Весь Севастополь уже знал о кончине Павла Степановича. Штатских людей оставалось теперь уже немного, однако они были очень заметны в густой толпе, собравшейся около Графской встретить траурный баркас, шедший на буксире парового катера.

Волновалось море, покрытое беляками; сильное волнение было даже и на рейде.

Панфилов, который был назначен на место покойного командиром порта и помощником начальника гарнизона, сам с тремя капитанами 1-го ранга принял с баркаса гроб с телом и перенес в дом.

Там покрыли тело пробитым под Синопом в нескольких местах ядрами флагом с «Императрицы Марии», и открыли двери для желающих проститься с адмиралом, а этих последних было так много, что они заняли всю площадь, и с каждой минутой подходили новые — командами и одиночным порядком.

Одни только матросы, построившись в две шеренги и входя в дом сразу по двое, прощались больше часу… Много сошлось женщин, хотя покойный и высылал их всеми способами из осажденного города во избежание напрасных смертей и увечий, и много было пролито слез около тела, сурово покрытого боевым флагом.

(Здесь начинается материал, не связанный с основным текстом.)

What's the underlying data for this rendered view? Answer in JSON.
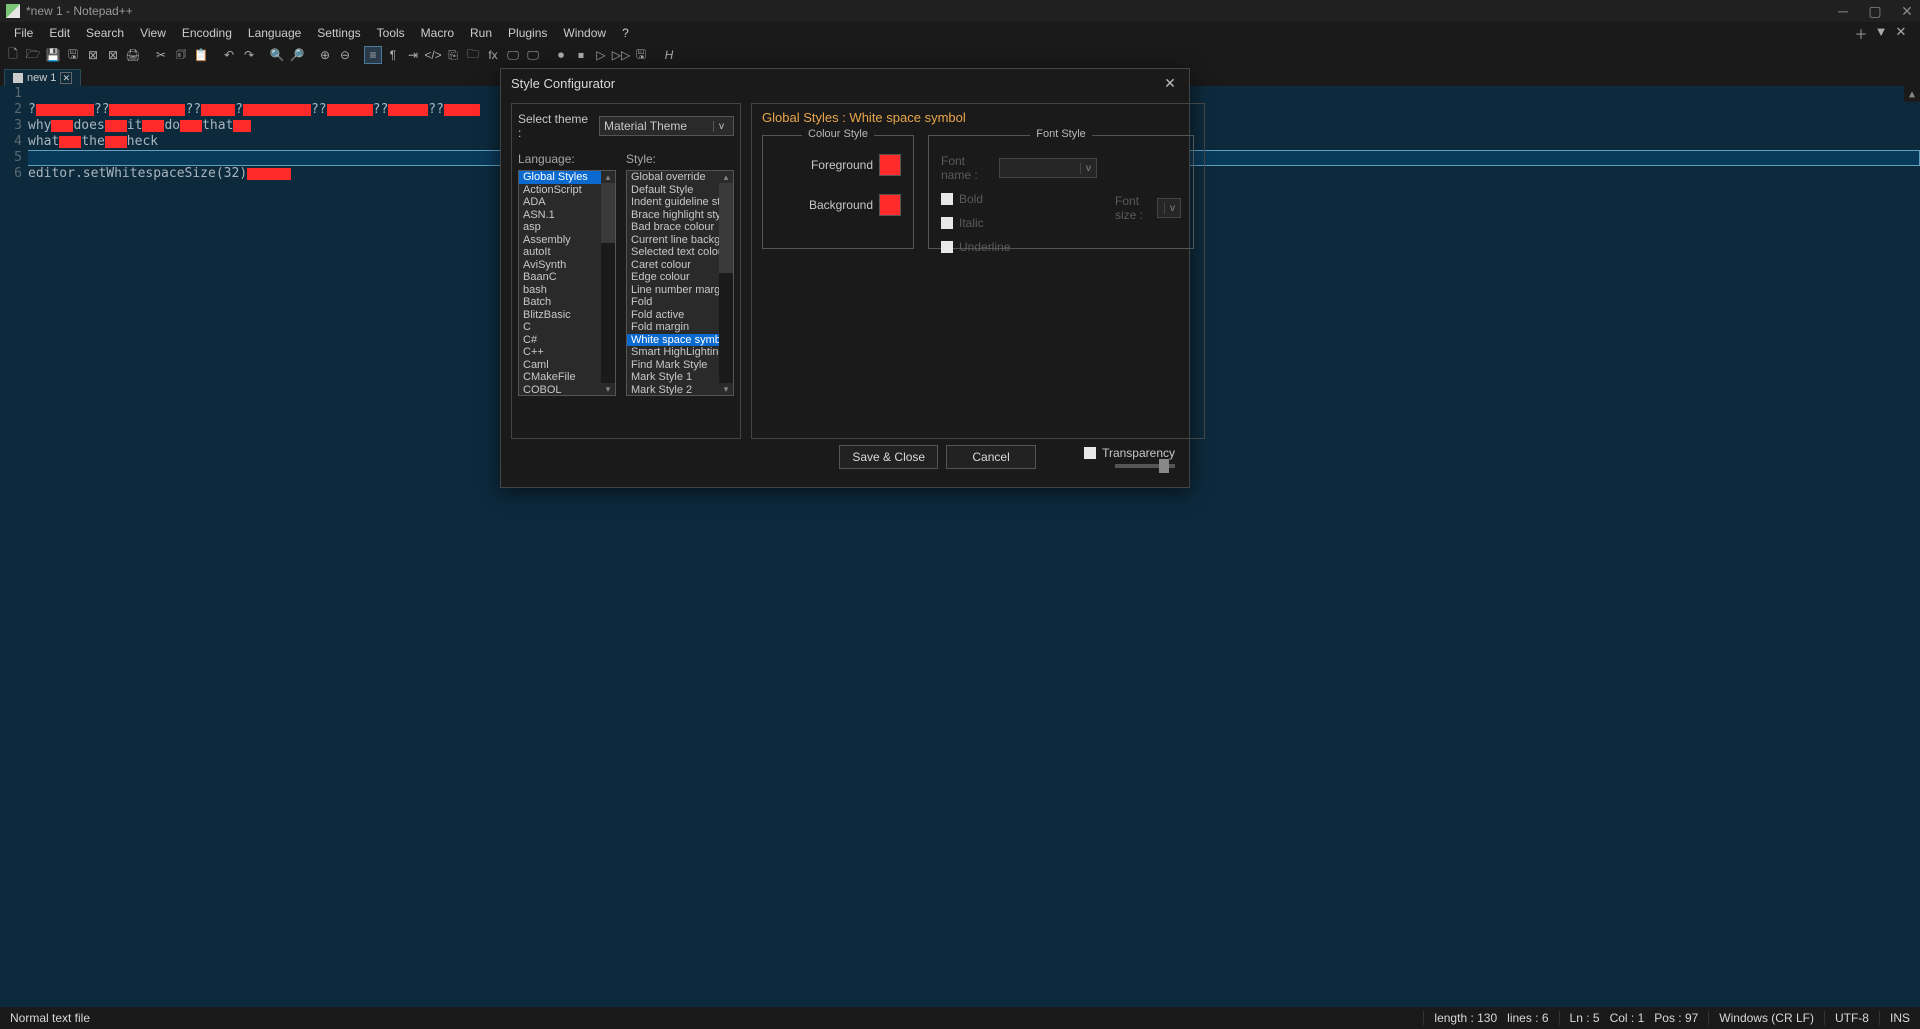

Но плакали не одни только женщины — сестры милосердия, солдатки и матроски с Корабельной, торговки, прачки, жены и дочери офицеров… Мокрые глаза были и у матросов и солдат, у офицеров и генералов, и снова расплакался Горчаков, когда приехал на церемонию похорон.

Об умершем ли герое плакали?.. Может быть, только о человеке, который сумел сохранить душевную теплоту, несмотря на свой чин и положение во флоте и в осажденном городе, несмотря на всю обстановку осады с каждодневными канонадами и частыми боями, обстановку, при которой неизбежно черствеет сердце, ожесточается душа.

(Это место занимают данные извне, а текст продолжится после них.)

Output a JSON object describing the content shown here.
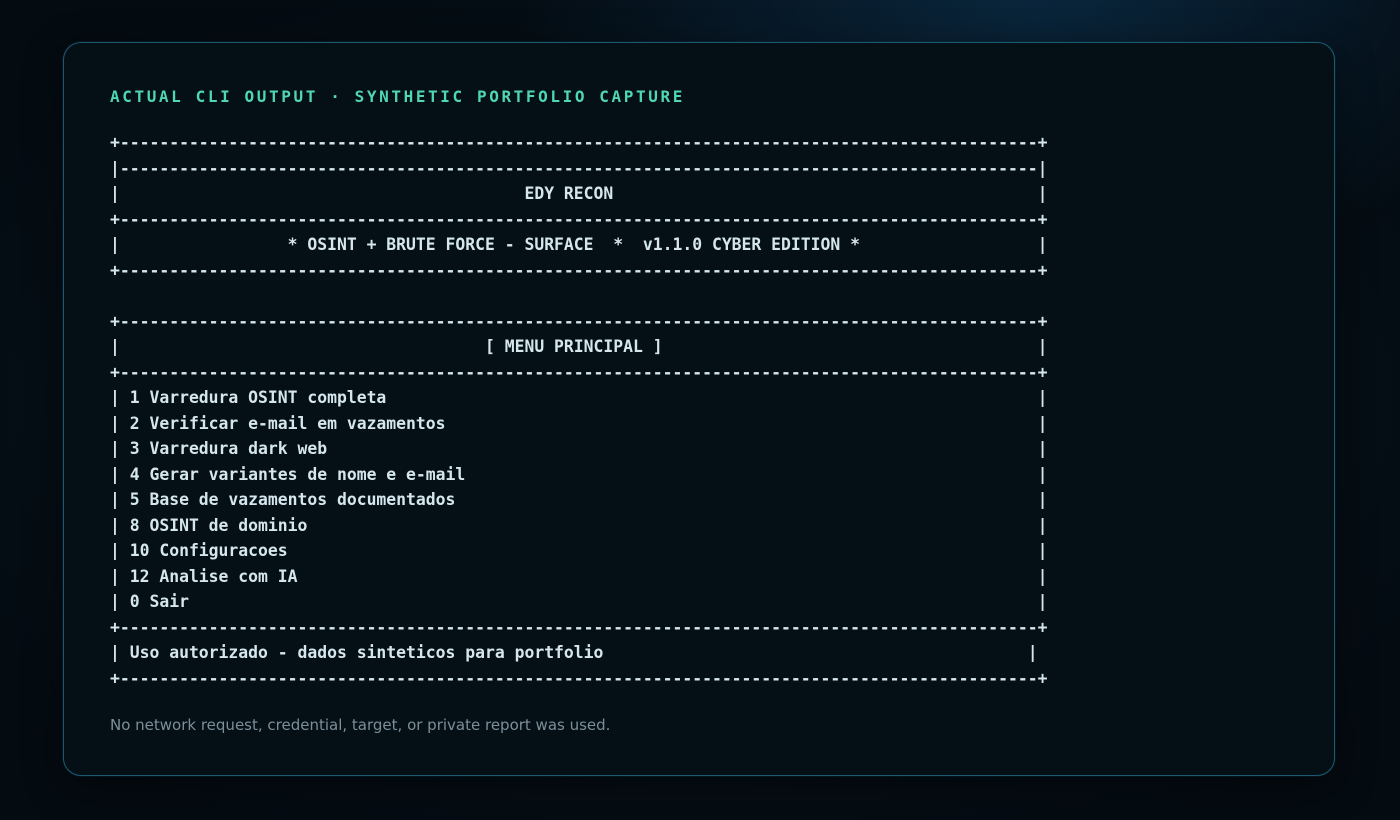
{
  "panel": {
    "heading": "ACTUAL CLI OUTPUT · SYNTHETIC PORTFOLIO CAPTURE",
    "footer_note": "No network request, credential, target, or private report was used."
  },
  "terminal": {
    "border_top": "+---------------------------------------------------------------------------------------------+",
    "border_double": "|---------------------------------------------------------------------------------------------|",
    "app_title_line": "|                                         EDY RECON                                           |",
    "separator_1": "+---------------------------------------------------------------------------------------------+",
    "tagline_line": "|                 * OSINT + BRUTE FORCE - SURFACE  *  v1.1.0 CYBER EDITION *                  |",
    "separator_2": "+---------------------------------------------------------------------------------------------+",
    "blank_line": "",
    "menu_border_top": "+---------------------------------------------------------------------------------------------+",
    "menu_title_line": "|                                     [ MENU PRINCIPAL ]                                      |",
    "menu_separator": "+---------------------------------------------------------------------------------------------+",
    "menu_items": [
      "| 1 Varredura OSINT completa                                                                  |",
      "| 2 Verificar e-mail em vazamentos                                                            |",
      "| 3 Varredura dark web                                                                        |",
      "| 4 Gerar variantes de nome e e-mail                                                          |",
      "| 5 Base de vazamentos documentados                                                           |",
      "| 8 OSINT de dominio                                                                          |",
      "| 10 Configuracoes                                                                            |",
      "| 12 Analise com IA                                                                           |",
      "| 0 Sair                                                                                      |"
    ],
    "menu_footer_separator": "+---------------------------------------------------------------------------------------------+",
    "notice_line": "| Uso autorizado - dados sinteticos para portfolio                                           |",
    "border_bottom": "+---------------------------------------------------------------------------------------------+"
  }
}
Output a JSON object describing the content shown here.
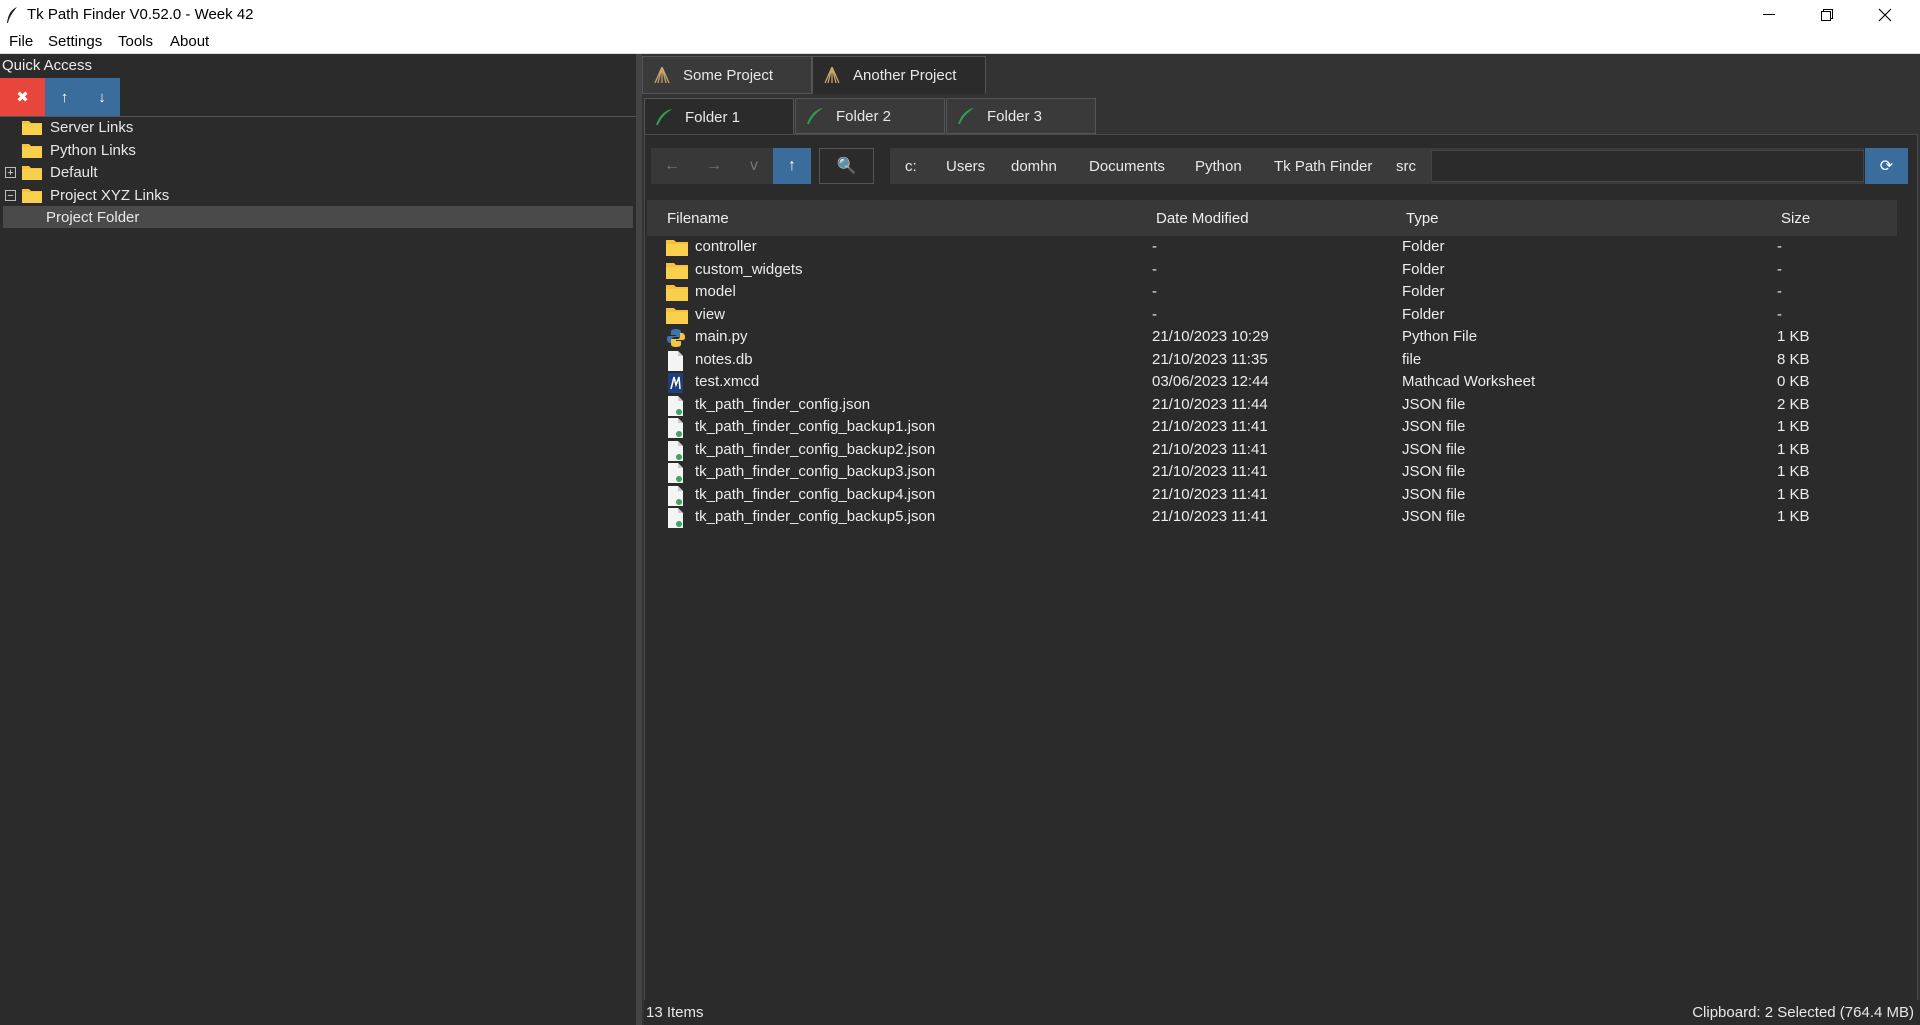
{
  "window": {
    "title": "Tk Path Finder V0.52.0 - Week 42"
  },
  "menu": [
    "File",
    "Settings",
    "Tools",
    "About"
  ],
  "quick_access": {
    "title": "Quick Access",
    "buttons": {
      "delete": "✖",
      "up": "↑",
      "down": "↓"
    },
    "tree": [
      {
        "label": "Server Links",
        "expander": ""
      },
      {
        "label": "Python Links",
        "expander": ""
      },
      {
        "label": "Default",
        "expander": "+"
      },
      {
        "label": "Project XYZ Links",
        "expander": "−"
      },
      {
        "label": "Project Folder",
        "expander": ""
      }
    ]
  },
  "project_tabs": [
    "Some Project",
    "Another Project"
  ],
  "folder_tabs": [
    "Folder 1",
    "Folder 2",
    "Folder 3"
  ],
  "nav": {
    "back": "←",
    "forward": "→",
    "history": "v",
    "up": "↑",
    "search": "🔍",
    "refresh": "⟳"
  },
  "breadcrumbs": [
    "c:",
    "Users",
    "domhn",
    "Documents",
    "Python",
    "Tk Path Finder",
    "src"
  ],
  "columns": {
    "filename": "Filename",
    "date": "Date Modified",
    "type": "Type",
    "size": "Size"
  },
  "files": [
    {
      "name": "controller",
      "date": "-",
      "type": "Folder",
      "size": "-",
      "icon": "folder-icon"
    },
    {
      "name": "custom_widgets",
      "date": "-",
      "type": "Folder",
      "size": "-",
      "icon": "folder-icon"
    },
    {
      "name": "model",
      "date": "-",
      "type": "Folder",
      "size": "-",
      "icon": "folder-icon"
    },
    {
      "name": "view",
      "date": "-",
      "type": "Folder",
      "size": "-",
      "icon": "folder-icon"
    },
    {
      "name": "main.py",
      "date": "21/10/2023  10:29",
      "type": "Python File",
      "size": "1 KB",
      "icon": "python-file-icon"
    },
    {
      "name": "notes.db",
      "date": "21/10/2023  11:35",
      "type": "file",
      "size": "8 KB",
      "icon": "file-icon"
    },
    {
      "name": "test.xmcd",
      "date": "03/06/2023  12:44",
      "type": "Mathcad Worksheet",
      "size": "0 KB",
      "icon": "mathcad-icon"
    },
    {
      "name": "tk_path_finder_config.json",
      "date": "21/10/2023  11:44",
      "type": "JSON file",
      "size": "2 KB",
      "icon": "json-file-icon"
    },
    {
      "name": "tk_path_finder_config_backup1.json",
      "date": "21/10/2023  11:41",
      "type": "JSON file",
      "size": "1 KB",
      "icon": "json-file-icon"
    },
    {
      "name": "tk_path_finder_config_backup2.json",
      "date": "21/10/2023  11:41",
      "type": "JSON file",
      "size": "1 KB",
      "icon": "json-file-icon"
    },
    {
      "name": "tk_path_finder_config_backup3.json",
      "date": "21/10/2023  11:41",
      "type": "JSON file",
      "size": "1 KB",
      "icon": "json-file-icon"
    },
    {
      "name": "tk_path_finder_config_backup4.json",
      "date": "21/10/2023  11:41",
      "type": "JSON file",
      "size": "1 KB",
      "icon": "json-file-icon"
    },
    {
      "name": "tk_path_finder_config_backup5.json",
      "date": "21/10/2023  11:41",
      "type": "JSON file",
      "size": "1 KB",
      "icon": "json-file-icon"
    }
  ],
  "status": {
    "items": "13 Items",
    "clipboard": "Clipboard: 2 Selected (764.4 MB)"
  },
  "colors": {
    "delete_button": "#e8453c",
    "blue_button": "#3b6d9c",
    "folder": "#f7c23a",
    "feather": "#2e9e4f"
  }
}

Недаром месяца четыре спустя, когда Петербург встречал приехавшего на отдых Тотлебена, небезызвестный поэт того времени, Аполлон Майков, в стихах, посвященных ему, не мог не вспомнить и о Нахимове:

Нахимов подвиг молодецкий

Свершил, как труженик-солдат,

Не зная сам душою детской,

Как был он прост, велик и свят!

Хоронили на другой день вечером.

Полевая батарея — шесть орудий в упряжках — стала на площади; два батальона — матросы с одной стороны, солдаты с другой — выстроились шпалерами от дома к Михайловскому собору. Народ толпился на бульваре Казарского, на лестнице библиотеки, на всех высоких местах кругом. Такого стечения народа не видал Севастополь ни раньше, ни после. Эти похороны были исключительны и потому, что неприятель прекратил обычную пальбу, хотя не мог не видеть огромных толп на площади и прилегающих улицах.

Пошел гулять даже кем-то пущенный слух, будто суда противника скрестили реи и спустили флаги — дань уважения умершему герою Синопа, и минуты были так торжественно скорбны, что всем хотелось этому верить.

Гроб, обвитый тремя флагами — контр-адмиральским, вице-адмиральским и адмиральским, — вынесли из дома осиротевшие адъютанты и понесли в собор, а оттуда, после отпевания, в новый склеп рядом со старым.

Прощально загремели пушки, раздались залпы тысячи ружей, каменщики спешно заделывали склеп… И только когда уже начало темнеть и успели разойтись толпы вслед за уходившими батальонами матросов и солдат, в город полетели ракеты одна за другой. Досужие люди насчитали их ровно шестьдесят штук. Они были очень красивы в своем полете на фоне ночного неба, но стоили дорого, мало принося вреда.

Они внесли даже свою долю скорбной торжественности в этот вечер 1/13 июля: они были как погребальные факелы, зажженные врагами в честь русского народного героя.

Суровые, правда, факелы, но и знаменитый адмирал, уничтоживший без остатка турецкий флот, скрывавшийся в Синопской бухте, не мыслился ими иначе, как человек весьма суровый.